滋賀の会の中での質問に「見える化」がありました。

時間がなくて「見える化」については、ほとんど話をしていませんでした。

もう一度、概略を説明してあと農場での具体的な事例を考えて見たいと思います。

「見える化」は、ビジネスの世界ですでに多く使われています。
「見えない」ゴミは処理できない。
問題が見えないと、それをどう解決するかわかりません。
ここで言う「見える」とは、農場内の問題点もそうだけど、それ以外にも
農場の将来の計画、農場のメンバーの考えていること、繁殖状況、生産物の状況(乳量、乳質)、子牛から成牛の発育状況、牛のローテーション、人間の作業のローテーション、メンバーの不満、提案、病気の予防と発生状況、お金の流れ、整理整頓などです。

よくあることが、農場のメンバーが数人いると、ある人はよく見えているのだけど、他の人は全然見えてなかったり、見ようとしなかったり、「見る」ことにメンバーで差があることです。
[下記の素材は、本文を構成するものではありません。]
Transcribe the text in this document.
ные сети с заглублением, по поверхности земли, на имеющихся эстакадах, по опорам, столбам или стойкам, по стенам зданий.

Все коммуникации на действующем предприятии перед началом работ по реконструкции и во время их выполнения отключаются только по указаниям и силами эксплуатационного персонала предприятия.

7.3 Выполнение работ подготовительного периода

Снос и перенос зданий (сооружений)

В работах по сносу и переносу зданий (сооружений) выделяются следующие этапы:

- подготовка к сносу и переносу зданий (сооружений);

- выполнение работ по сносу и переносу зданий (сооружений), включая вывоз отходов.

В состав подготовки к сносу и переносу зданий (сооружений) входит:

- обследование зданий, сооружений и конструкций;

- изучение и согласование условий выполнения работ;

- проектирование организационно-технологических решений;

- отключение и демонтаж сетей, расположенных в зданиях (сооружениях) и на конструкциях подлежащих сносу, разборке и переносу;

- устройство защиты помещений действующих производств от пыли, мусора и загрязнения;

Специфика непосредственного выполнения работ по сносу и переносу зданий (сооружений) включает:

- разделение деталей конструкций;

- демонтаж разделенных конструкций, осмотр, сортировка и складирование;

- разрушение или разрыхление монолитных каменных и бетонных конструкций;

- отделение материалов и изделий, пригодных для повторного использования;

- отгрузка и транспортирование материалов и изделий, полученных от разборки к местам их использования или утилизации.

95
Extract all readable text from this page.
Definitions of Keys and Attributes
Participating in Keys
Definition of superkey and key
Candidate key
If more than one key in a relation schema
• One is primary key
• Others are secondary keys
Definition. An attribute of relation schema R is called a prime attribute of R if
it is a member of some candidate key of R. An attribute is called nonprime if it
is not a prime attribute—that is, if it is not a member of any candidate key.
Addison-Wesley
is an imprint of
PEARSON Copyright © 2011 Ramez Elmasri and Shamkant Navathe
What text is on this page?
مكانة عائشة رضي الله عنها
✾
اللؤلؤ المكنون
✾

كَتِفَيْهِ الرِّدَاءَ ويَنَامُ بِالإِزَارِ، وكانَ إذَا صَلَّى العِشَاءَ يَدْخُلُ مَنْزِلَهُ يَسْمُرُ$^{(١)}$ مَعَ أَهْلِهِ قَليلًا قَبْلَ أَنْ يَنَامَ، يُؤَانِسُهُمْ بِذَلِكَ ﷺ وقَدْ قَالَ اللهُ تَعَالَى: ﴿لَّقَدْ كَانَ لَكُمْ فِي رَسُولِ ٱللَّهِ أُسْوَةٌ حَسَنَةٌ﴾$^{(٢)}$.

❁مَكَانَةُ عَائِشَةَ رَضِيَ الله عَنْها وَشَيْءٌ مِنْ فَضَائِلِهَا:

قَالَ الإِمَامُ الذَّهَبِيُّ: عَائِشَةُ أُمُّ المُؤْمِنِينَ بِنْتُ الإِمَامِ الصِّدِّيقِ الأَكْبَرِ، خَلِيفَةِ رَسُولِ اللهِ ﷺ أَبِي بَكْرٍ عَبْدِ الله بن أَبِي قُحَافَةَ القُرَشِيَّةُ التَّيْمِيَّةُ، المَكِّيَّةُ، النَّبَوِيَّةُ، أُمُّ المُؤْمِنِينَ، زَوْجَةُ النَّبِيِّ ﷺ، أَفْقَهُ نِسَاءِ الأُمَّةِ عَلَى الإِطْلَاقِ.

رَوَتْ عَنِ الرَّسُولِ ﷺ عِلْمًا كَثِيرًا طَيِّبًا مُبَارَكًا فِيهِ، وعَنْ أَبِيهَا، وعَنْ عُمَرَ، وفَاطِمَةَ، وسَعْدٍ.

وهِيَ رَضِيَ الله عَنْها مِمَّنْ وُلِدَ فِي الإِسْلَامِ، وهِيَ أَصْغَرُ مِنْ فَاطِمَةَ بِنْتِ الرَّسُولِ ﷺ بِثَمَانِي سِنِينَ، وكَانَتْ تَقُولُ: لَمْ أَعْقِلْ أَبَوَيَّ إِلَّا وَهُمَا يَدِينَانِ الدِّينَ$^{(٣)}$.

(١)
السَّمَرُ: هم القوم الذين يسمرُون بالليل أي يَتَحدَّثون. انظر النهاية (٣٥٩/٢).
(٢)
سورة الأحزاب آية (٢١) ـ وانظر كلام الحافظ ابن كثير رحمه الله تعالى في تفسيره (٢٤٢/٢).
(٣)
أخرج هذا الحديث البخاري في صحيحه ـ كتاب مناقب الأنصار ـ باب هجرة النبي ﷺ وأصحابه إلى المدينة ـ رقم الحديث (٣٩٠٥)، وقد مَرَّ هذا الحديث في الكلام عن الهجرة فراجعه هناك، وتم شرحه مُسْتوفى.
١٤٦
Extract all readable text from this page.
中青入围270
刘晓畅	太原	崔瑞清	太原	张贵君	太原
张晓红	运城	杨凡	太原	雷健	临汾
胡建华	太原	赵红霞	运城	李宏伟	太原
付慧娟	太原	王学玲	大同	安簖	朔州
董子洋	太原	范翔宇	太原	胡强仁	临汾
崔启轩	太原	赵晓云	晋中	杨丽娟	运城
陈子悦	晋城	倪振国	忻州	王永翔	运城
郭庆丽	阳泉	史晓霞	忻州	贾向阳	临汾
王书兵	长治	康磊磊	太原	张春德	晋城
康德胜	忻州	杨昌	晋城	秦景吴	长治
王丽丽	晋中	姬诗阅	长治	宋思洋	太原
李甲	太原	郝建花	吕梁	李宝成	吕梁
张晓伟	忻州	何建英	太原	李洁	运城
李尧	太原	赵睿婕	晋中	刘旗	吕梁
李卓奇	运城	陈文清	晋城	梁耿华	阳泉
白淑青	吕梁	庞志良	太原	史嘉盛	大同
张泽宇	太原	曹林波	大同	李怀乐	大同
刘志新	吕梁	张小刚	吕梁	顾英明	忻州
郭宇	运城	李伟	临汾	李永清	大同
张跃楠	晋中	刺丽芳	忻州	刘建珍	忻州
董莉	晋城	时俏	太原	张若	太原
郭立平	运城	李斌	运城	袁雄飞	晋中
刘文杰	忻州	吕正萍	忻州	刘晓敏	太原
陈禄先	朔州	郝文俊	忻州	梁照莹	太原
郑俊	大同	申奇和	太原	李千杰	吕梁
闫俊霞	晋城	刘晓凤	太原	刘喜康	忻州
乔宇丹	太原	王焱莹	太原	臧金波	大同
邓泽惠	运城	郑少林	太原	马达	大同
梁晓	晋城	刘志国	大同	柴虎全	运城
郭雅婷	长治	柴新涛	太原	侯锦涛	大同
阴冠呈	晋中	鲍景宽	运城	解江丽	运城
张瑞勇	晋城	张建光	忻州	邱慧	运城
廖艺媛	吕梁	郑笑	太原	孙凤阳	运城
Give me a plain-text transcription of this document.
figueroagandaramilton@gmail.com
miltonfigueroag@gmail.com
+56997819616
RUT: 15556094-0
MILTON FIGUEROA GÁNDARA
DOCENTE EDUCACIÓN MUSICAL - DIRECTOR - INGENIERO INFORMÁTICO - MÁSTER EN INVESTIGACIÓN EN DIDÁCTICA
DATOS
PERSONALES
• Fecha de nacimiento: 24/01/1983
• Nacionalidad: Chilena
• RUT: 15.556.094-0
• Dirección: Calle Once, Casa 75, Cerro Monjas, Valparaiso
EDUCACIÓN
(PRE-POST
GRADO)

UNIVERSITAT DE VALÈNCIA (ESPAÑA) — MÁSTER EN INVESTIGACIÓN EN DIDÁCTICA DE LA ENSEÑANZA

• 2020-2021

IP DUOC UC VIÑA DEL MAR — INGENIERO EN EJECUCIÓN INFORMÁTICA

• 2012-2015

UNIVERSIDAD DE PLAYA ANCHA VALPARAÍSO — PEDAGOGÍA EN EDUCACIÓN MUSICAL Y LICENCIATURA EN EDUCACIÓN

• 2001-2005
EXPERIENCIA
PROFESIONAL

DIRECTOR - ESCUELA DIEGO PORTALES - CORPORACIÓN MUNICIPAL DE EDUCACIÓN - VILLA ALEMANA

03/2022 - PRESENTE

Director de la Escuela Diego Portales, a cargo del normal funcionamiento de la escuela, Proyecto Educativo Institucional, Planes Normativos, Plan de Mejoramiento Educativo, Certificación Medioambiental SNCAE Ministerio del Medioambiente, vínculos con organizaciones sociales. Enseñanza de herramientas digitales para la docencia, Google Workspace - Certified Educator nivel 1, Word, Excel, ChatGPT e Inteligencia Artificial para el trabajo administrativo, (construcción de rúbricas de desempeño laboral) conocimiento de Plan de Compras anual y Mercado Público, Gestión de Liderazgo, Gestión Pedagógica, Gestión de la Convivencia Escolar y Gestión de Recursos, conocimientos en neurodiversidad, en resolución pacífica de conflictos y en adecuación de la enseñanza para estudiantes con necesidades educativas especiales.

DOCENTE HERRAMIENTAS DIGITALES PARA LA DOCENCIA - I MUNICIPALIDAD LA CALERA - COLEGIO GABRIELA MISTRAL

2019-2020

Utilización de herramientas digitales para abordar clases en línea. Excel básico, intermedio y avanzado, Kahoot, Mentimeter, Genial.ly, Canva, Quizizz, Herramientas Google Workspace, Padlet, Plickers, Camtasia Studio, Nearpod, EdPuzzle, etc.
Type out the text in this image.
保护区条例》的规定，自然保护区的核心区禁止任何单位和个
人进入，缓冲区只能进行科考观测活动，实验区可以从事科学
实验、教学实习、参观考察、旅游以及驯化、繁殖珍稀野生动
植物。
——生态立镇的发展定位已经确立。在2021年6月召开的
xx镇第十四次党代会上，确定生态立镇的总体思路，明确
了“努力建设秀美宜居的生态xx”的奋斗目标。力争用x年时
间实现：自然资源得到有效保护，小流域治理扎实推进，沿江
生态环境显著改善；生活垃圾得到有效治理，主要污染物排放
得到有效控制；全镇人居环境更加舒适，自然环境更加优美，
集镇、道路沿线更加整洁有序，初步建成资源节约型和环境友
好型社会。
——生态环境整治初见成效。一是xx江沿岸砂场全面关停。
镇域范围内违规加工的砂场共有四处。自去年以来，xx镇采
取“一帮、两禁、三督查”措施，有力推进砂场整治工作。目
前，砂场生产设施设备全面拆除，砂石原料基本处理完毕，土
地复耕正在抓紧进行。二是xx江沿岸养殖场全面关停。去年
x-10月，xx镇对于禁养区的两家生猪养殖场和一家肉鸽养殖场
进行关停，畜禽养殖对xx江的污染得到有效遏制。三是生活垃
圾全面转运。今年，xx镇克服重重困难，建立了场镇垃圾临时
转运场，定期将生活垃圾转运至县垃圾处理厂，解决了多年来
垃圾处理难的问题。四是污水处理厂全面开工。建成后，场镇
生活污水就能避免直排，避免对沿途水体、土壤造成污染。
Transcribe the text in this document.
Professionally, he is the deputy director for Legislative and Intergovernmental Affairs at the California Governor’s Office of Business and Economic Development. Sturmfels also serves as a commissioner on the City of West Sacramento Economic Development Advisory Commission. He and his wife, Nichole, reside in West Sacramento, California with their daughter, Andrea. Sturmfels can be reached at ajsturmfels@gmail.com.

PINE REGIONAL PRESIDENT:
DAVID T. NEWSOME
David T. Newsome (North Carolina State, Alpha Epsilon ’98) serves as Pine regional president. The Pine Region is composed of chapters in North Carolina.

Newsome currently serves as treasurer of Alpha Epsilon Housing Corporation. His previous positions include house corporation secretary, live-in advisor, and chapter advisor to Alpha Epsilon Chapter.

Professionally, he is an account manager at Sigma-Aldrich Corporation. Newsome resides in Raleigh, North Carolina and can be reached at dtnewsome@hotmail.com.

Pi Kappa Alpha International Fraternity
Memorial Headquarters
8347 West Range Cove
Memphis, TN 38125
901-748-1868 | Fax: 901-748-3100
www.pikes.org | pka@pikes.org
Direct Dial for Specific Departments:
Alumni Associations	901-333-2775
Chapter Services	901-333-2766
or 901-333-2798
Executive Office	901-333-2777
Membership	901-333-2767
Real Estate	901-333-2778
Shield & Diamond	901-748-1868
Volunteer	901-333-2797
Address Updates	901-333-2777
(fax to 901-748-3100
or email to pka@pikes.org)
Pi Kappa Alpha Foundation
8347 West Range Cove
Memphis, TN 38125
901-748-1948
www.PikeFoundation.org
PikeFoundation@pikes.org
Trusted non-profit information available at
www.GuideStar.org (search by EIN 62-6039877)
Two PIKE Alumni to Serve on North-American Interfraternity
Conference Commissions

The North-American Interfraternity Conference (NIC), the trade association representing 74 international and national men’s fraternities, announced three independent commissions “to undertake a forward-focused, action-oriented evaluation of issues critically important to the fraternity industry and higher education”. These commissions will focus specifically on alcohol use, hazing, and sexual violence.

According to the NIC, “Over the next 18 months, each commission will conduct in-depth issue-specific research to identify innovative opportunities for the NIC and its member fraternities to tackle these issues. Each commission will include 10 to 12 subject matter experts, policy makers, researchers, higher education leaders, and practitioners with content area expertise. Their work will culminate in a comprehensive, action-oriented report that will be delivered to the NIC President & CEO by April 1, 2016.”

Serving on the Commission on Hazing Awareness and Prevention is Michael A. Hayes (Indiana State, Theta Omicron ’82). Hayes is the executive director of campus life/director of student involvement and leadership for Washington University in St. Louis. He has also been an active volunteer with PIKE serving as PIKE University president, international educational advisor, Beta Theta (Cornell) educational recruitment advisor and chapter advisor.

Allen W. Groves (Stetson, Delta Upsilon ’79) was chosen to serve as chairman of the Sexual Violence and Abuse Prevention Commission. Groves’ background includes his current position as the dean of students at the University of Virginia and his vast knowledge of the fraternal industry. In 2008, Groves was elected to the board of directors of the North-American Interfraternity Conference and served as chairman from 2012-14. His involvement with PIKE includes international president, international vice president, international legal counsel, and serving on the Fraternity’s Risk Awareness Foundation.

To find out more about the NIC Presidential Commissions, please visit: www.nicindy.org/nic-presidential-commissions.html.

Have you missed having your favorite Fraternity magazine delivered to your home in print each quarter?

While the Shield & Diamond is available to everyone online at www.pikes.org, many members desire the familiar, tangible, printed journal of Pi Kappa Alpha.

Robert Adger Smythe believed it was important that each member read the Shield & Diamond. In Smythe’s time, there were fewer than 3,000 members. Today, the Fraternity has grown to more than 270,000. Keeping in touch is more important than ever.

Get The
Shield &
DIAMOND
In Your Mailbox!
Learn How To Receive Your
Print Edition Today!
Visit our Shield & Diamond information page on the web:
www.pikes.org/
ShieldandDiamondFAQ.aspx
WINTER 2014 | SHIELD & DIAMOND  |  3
「見えるようにする」とは「見たくなくても見えるようにする」ことのようです。
3m離れたところからでも見えるのが、「見える化」だそうです。

そう考えると、農場内では、まだまだ「見える化」はできていません。

一番だいじな「お金」も見えていません。
ふつう、財布のひもを握っている人は、わかりますが、ほかのメンバーにはわかりません。
毎月いくら入ってきて、いくら出ていくのか。
エサの単価はいくらか。
1頭の牛は、どのくらい乳が出れば、儲けが出るのか。
乳100kg出荷するのに、どれくらいの経費がかかっているのか。
自給飼料100kgつくるのに、どれくらいのコストがかかっているのか。
それらのことを、農場のみんなが理解して作業をしているのか。

など、単に一番だいじなお金のことについても、多くの農場で経理をする人以外は知りません。

「見たくなくても見えるようにする」
「3m離れたところからでも見える」

さて、ここで読者の方に質問です。

お金について、これを実行するには、農場の中でどんな仕組みにすればいいのでしょうか。
あなたが思いつく、あるいは実行していることがありましたら
コメントに書いて教えてください。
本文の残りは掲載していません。